Another thought that occurred to me is what if we're boosting while we're boosting? Or in other words, what if the partial algorithm runs a few rounds of boosting on its own? How can it be equivalently represented as a single round of boosting?
This looks like a good example where an individual value of the confidence for each training case would be handy. As we go through the execution stage, the weight of each example would be multiplied on each round of "nested boosting" in the same way as if would be on each round of normal boosting. I.e. if a round of boosting had the confidence C, and guessed this particular training case right, the weight of this training case will be multiplied by C, and if it guessed this training case wrong, the weight would be multiplied by (1-C).
So if we define the effective confidence Ce as:
(if the round guessed right, its Ce=C, otherwise its Ce=1-C)
the we can see that the multiplier will be:
product for rounds t(Cet)
Except that it's not properly scaled to be in the range [0..1]. To adjust the scaling, it has to become
product for rounds t(Cet) / (product for rounds t(Cet) + product for rounds t(1-Cet))

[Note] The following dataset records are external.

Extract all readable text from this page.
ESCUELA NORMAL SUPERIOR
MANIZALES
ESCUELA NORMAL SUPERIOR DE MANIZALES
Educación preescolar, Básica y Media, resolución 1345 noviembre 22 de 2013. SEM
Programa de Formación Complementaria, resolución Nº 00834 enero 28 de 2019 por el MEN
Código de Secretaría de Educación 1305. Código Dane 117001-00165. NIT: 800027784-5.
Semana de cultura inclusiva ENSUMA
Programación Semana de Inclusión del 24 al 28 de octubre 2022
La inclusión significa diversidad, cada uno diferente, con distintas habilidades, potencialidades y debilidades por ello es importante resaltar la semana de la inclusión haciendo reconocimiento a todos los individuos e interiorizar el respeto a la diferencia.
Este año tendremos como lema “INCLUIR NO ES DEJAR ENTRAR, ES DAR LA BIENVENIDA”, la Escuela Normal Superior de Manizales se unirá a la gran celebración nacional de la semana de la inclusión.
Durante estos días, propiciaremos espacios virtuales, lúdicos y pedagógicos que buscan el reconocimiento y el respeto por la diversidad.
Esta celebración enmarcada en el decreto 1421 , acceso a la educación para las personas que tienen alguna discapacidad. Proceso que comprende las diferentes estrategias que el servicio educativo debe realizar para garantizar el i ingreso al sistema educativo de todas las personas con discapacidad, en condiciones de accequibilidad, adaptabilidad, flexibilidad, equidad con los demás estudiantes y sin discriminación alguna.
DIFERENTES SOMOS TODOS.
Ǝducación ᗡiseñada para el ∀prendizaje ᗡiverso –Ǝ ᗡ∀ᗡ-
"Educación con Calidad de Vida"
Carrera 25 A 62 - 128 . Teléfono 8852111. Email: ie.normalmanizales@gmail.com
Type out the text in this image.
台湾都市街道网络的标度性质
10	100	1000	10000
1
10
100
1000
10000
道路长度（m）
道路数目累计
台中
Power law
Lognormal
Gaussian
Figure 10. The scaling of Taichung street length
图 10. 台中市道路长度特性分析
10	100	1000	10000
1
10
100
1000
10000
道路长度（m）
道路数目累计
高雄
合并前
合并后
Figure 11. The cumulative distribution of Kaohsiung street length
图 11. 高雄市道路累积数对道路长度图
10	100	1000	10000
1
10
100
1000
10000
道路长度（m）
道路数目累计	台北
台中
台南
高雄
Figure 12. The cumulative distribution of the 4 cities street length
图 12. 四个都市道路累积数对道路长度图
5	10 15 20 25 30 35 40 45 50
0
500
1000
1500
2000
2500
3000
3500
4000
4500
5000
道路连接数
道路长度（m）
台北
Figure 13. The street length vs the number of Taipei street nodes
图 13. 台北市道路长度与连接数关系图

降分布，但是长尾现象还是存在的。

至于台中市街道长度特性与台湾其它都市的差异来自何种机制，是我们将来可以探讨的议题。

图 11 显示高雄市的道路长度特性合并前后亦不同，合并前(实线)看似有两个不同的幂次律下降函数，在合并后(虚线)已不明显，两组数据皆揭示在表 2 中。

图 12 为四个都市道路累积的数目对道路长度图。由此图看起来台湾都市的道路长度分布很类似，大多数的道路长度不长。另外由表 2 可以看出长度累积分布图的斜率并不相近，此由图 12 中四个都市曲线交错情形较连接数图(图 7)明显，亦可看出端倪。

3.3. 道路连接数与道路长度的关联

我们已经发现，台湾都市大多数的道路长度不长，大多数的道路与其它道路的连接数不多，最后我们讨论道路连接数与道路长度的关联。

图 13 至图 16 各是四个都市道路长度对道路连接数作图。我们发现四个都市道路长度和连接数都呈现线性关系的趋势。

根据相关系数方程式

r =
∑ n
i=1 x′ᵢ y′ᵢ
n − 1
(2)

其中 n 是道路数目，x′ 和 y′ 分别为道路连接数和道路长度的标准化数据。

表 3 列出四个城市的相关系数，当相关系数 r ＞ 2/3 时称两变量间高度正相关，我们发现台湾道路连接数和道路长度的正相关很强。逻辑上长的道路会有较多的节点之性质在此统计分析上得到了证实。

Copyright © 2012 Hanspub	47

There won't be a single confidence value for all the training cases of such a composite round, each training case will have its own confidence value, with the probability of pointing towards 0 or 1 built into it.
One more interesting thing I've read is that after some number of rounds AdaBoost tends to start going in a circle through the same set of distributions (or sometimes not quite the same but very close). To me this looks like an indication that it's time to stop. Boosting the margins by going through this loop repeatedly looks like cheating, because if we look at its Bayesian meaning, this meaning implies that the events that get examined must be essentially independent of each other. But if we repeatedly examine the same events, they're not independent, they're extra copies of the events that have already been seen. Thus re-applying them repeatedly doesn't seem right. On the other hand, the events in such a loop do form this loop because they represent each event in a balanced way. So maybe the right thing to do is to throw away everything before this loop too, and just leave one iteration of this loop as the only events worth examining. This would be interesting to test if/when I get around to do it.